The Commission President scores an F for her top-down autocratic style of governance.
Migration: F
The European Union’s approach to refugees and migrants continues to harden and von der Leyen’s position has increasingly mirrored that of the far right, with the failed models of externalisation and ‘return hubs’ continuously touted as solutions to an exaggerated crisis.
Member States with increasingly right-wing governments have pushed for the EU to go beyond the already extreme measures of the Migration & Asylum Pact and so far the Commission President has only been happy to oblige them. In January, the Commission crossed a new line, giving the greenlight to extraordinary measures to suspend or delay asylum applications and effectively endorsing pushbacks. Criminalisation of the most vulnerable people on earth will not resolve Europe’s systemic problems. Now the threat of the failed ‘return hub’ model will only exacerbate the situation.

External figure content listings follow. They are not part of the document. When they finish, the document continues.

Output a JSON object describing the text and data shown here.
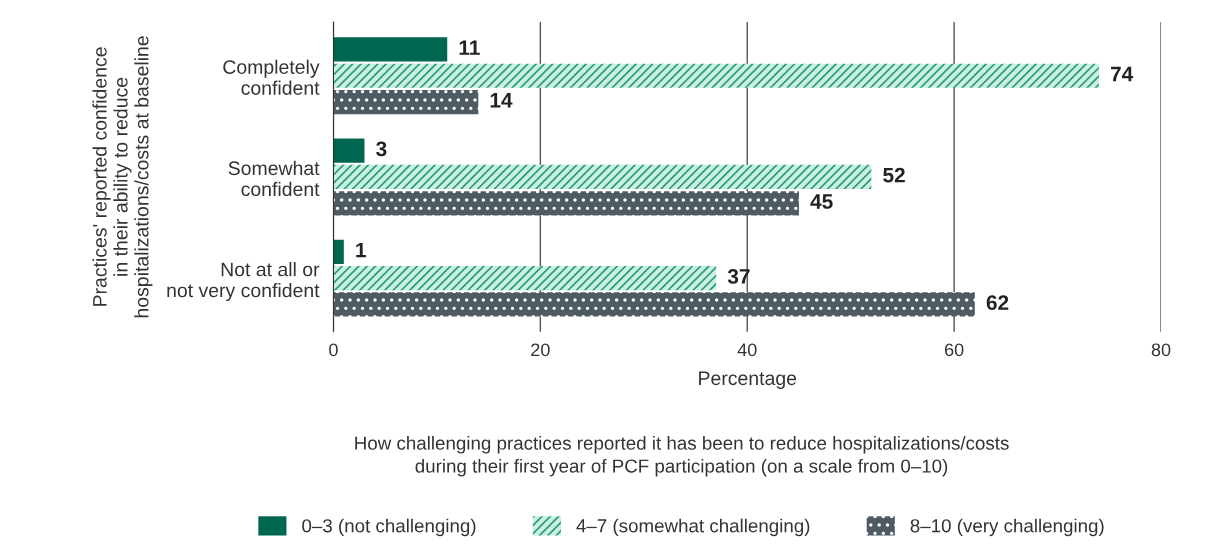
{
  "chart_data": {
    "type": "bar",
    "orientation": "horizontal",
    "categories": [
      "Completely\nconfident",
      "Somewhat\nconfident",
      "Not at all or\nnot very confident"
    ],
    "series": [
      {
        "name": "0–3 (not challenging)",
        "color": "#00664f",
        "values": [
          11,
          3,
          1
        ]
      },
      {
        "name": "4–7 (somewhat challenging)",
        "color": "#c9f0e2",
        "values": [
          74,
          52,
          37
        ]
      },
      {
        "name": "8–10 (very challenging)",
        "color": "#4f5b63",
        "values": [
          14,
          45,
          62
        ]
      }
    ],
    "xlim": [
      0,
      80
    ],
    "xticks": [
      0,
      20,
      40,
      60,
      80
    ],
    "xlabel": "Percentage",
    "ylabel": "Practices' reported confidence\nin their ability to reduce\nhospitalizations/costs at baseline",
    "legend_title": "How challenging practices reported it has been to reduce hospitalizations/costs\nduring their first year of PCF participation (on a scale from 0–10)",
    "legend": "bottom",
    "grid": "x",
    "data_labels": true
  }
}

As ‘fortress Europe’ intensifies, migrants and refugees will suffer in camps in Libya and on Europe’s external borders, while increasingly harsh and dehumanising rhetoric from the President’s office will only drive people into the arms of racist far right political parties. It’s an F from us.
Workers’ Rights: F
‘Competitiveness’ has been the President’s watchword for the past 100 days, but it is clear that she does not intend this to include competitive wages for workers. Instead the competitiveness craze has been a complete capitulation to big business lobbies and the demands of the President’s own EPP group who want to see weaker working conditions, lower wages and more of the same failed model of neoliberal capitalism that has eaten away at our public services for decades.
Most recently, the Commission’s new ‘industrial Action Plan for the European automotive sector’ presents little more than a corporate subsidy plan that presents little substance for workers and their families facing factory closures and outsourcing.
Worker’s will be worse off as a result of the European Commission’s policies this time around. F.
Security: F
While oligarchs to the East and the West cosy up to each other, Europe’s democratic institutions are being hollowed out and undermined at every turn. Far-right parties backed by Washington and Moscow alike are coming to power, yet the only response VDL has found has been to funnel public funds into American and European weapons manufacturers, who have seen their shares skyrocket in recent weeks. While these companies thrive and exports to authoritarian regimes expand, global peace and stability will suffer.
European security is being eroded on the battlefield and at the ballot box. The Commission President’s approach will not bring victory in either camp. F.